Byzantine failures are defined as arbitrary deviations of a process from its assumed behavior based on the algorithm it is supposed to be running and the inputs it receives. Such failures can occur, e.g., due to a software bug, a (transitional or permanent) hardware malfunction, or a malicious attack.
The term Byzantine refers to the Byzantine Generals' Problem, an agreement problem described by Leslie Lamport, Robert Shostak and Marshall Pease in 1982 paper, "The Byzantine Generals Problem". In this paper, they described a problem between Generals during a battle to attack a city. In its simplest form, every general must agree to attack to win the city, or to retreat. Those general are far away from each other, and the only way to reach an agreement is sending the same message to all of them through the messengers. The problem is complicated by the presence of traitorous generals who may cast different votes to different parts.
This problem can be reduced to solving a "Commander and Lieutenants" problem where Loyal Lieutenants must all act in unison and that their action must correspond to what the Commander ordered in the case that the Commander is Loyal.
- One solution considers scenarios in which messages may be forged, but which will be Byzantine-fault-tolerant as long as the number of traitorous generals does not equal or exceed one third of the generals ($f<\frac{n}{3}$);
- A second solution requires unforgeable message signatures which can provide Byzantine fault tolerance in the presence of an arbitrary number of traitorous generals.

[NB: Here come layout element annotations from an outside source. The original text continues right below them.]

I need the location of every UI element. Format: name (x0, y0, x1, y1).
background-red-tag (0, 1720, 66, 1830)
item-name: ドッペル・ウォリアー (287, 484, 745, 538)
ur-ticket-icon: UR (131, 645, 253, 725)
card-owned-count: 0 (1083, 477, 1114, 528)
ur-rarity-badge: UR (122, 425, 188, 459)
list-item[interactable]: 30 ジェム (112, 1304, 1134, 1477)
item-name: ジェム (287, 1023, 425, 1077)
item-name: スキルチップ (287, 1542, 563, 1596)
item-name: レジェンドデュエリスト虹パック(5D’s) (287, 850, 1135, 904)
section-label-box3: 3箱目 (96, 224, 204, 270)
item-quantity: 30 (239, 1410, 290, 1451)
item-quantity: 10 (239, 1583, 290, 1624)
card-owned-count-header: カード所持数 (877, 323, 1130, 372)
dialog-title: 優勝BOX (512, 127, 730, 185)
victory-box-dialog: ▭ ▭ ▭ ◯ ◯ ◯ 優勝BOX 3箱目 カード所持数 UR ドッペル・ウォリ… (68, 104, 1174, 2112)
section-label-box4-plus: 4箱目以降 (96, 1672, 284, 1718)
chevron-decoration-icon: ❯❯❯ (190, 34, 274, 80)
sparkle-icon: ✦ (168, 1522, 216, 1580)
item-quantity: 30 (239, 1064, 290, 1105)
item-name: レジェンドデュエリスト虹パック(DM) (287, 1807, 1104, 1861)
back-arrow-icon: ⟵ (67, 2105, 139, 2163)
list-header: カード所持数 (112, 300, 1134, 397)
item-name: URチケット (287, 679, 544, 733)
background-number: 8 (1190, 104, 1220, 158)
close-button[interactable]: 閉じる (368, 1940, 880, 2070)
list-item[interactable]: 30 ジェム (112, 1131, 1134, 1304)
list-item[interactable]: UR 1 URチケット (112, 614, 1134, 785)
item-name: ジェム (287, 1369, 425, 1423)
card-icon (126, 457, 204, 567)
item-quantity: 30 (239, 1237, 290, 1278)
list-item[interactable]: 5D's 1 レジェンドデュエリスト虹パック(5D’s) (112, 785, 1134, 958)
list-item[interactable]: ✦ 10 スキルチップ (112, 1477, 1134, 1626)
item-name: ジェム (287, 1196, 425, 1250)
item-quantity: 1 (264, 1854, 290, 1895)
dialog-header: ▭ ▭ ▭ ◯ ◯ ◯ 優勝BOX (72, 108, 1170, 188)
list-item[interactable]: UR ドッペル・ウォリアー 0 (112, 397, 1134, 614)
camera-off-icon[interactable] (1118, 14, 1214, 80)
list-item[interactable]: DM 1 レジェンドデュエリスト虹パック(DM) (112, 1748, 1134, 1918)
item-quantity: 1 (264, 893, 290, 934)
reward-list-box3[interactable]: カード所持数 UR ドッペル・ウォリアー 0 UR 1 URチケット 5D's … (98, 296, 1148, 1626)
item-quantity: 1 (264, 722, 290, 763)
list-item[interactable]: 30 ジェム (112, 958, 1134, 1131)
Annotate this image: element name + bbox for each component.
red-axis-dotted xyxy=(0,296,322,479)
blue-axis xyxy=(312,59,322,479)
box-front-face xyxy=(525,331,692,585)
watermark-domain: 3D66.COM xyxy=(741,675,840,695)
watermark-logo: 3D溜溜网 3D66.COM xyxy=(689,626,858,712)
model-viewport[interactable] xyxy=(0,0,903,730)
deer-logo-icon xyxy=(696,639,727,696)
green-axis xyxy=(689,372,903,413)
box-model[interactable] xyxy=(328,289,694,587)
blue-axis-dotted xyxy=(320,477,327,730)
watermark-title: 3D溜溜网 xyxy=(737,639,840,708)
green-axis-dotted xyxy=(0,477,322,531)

In 1999, Miguel Castro and Barbara Liskov introduced the "Practical Byzantine Fault Tolerance" (PBFT) algorithm, which provides high-performance Byzantine state machine replication very efficiently. PBFT triggered Byzantine fault tolerant replication research with protocols like Zyzzyva, BFT-SMaRt, and others.
State machine replication (SMR) or state machine approach (SMA) is a general method for implementing a fault-tolerant service by replicating servers and coordinating client interactions with server replicas. SMR can used to tolerate fail-stop failures and also Byzantine failures. The idea is to implement a service using a set of server replicas in such a way that the overall service can continue to behave as specified even if a number of servers is faulty. If the service is designed to tolerate arbitrary faults, which include attacks and intrusions, then the service can be said to be intrusion-tolerant, or Byzantine resilient.
The resilience of a protocol can be defined as the maximum number of faults in the presence of which the protocol still behaves according to its specification. Practical intrusion-tolerant replicated systems based on the state machine approach can handle at most $f$ Byzantine components out of a total of $n=3f+1$, which is the maximum resilience in asynchronous systems.
Although most of the companies are more concerned with fail-stop failures, it does not mean that systems that tolerates arbitrary faults are useless. The Bitcoin network works in parallel to generate a chain of Hashcash style proof-of-work. The proof-of-work chain is the key to overcome Byzantine failures and to reach a coherent global view of the system state.
Any company operating at a scale like IBM/Google/Yahoo/Microsoft/Apple cares, because arbitrary faults happen and when you have 500.000 or more computers, and it is difficult to just have IT guys deal with it. One example, is that these companies implemented the Paxos algorithm in some of their services.